L’Abbé eut un instant d’incertitude : « Pourquoi, demanda-til, vous attachez-vous à parler d’actions criminelles sans vous prononcer sur leur cause diabolique ? 

— Parce que raisonner sur les causes et sur les effets est chose fort ardue, dont je crois que l’unique juge puisse être Dieu. Nous avons déjà le plus grand mal à saisir un rapport entre un effet aussi évident qu’un arbre brûlé et la foudre qui l’a incendié : alors, remonter des enchaînements parfois très longs de causes et d’effets me semble aussi fou que de chercher à construire une tour qui arrive jusqu’au ciel. 

— Le docteur d’Aquin, suggéra l’Abbé, n’a pas craint de démontrer avec la force de la seule raison l’existence du Très-Haut en remontant de cause en cause à la cause première non causée. 

— Qui suis-je donc, dit humblement Guillaume, pour m’opposer au docteur d’Aquin ? D’autant que sa preuve de l’existence de Dieu est étayée par tant d’autres témoignages que sa démarche s’en voit confortée. Dieu nous parle à l’intérieur de notre âme, comme le savait déjà Augustin, et vous, Abbon, vous auriez chanté les louanges du Seigneur et l’évidence de sa présence même si Thomas n’avait pas… » 

Il s’arrêta, et ajouta : 

« Je l’imagine. 

— Oh, certes », se hâta d’assurer l’Abbé, et mon maître brisa là, de cette très belle façon une discussion d’école qui évidence ne lui plaisait guère. Après quoi il se remit à parler.

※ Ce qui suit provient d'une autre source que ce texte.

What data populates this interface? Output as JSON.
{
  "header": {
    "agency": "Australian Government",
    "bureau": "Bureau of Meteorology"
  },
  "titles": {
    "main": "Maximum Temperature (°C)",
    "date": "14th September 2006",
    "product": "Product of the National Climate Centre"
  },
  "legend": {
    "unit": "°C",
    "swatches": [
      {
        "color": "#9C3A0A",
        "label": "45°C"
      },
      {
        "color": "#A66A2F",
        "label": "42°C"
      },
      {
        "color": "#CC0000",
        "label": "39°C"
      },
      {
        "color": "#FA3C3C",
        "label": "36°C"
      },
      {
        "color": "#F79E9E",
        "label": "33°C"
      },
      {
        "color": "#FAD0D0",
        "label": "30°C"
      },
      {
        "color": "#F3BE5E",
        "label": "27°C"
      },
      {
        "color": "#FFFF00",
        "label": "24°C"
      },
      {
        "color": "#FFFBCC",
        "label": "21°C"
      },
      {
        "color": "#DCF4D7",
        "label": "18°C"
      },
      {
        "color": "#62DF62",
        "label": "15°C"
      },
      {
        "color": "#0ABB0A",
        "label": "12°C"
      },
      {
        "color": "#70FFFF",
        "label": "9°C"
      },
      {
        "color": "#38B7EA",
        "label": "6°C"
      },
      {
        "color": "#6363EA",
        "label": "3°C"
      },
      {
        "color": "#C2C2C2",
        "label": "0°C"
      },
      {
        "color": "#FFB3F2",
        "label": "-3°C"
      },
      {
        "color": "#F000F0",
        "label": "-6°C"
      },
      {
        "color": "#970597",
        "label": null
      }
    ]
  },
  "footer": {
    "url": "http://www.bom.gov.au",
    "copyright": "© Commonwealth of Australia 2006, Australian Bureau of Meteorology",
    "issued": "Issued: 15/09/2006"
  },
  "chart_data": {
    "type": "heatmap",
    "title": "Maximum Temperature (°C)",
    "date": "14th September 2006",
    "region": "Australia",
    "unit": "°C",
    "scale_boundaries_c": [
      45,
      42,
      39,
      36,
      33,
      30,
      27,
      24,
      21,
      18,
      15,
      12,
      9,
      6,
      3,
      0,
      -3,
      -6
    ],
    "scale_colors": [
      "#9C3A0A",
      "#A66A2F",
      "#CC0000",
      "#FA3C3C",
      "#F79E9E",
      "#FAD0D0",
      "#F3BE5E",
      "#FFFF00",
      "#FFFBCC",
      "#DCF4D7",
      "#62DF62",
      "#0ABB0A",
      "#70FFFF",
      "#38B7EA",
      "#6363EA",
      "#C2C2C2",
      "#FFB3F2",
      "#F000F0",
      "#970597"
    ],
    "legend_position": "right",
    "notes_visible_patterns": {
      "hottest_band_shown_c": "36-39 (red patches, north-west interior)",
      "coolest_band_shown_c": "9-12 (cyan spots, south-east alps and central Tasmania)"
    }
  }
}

 « Revenons aux procès. Voyez, un homme, supposons, a été tué par empoisonnement. C’est là une donnée de l’expérience. Il est possible que j’imagine, devant certains signes irréfutables, que l’auteur de l’empoisonnement est un autre homme. Sur des enchaînements de causes aussi simples, mon esprit peut intervenir avec une certaine confiance en son pouvoir. Mais comment puis-je compliquer la chaîne de causalités en imaginant que, à l’origine de l’action mauvaise, il y a une autre intervention, cette fois-ci non humaine, mais diabolique ? Je ne dis pas que ce n’est pas possible, le diable aussi révèle son passage par des signes évidents, comme votre cheval Brunel. Mais pourquoi dois-je chercher ces preuves ? N’est-ce pas déjà suffisant si je sais que le coupable est cet homme et si je le remets au bras séculier ? En tous les cas, sa peine sera la mort, que Dieu lui pardonne. 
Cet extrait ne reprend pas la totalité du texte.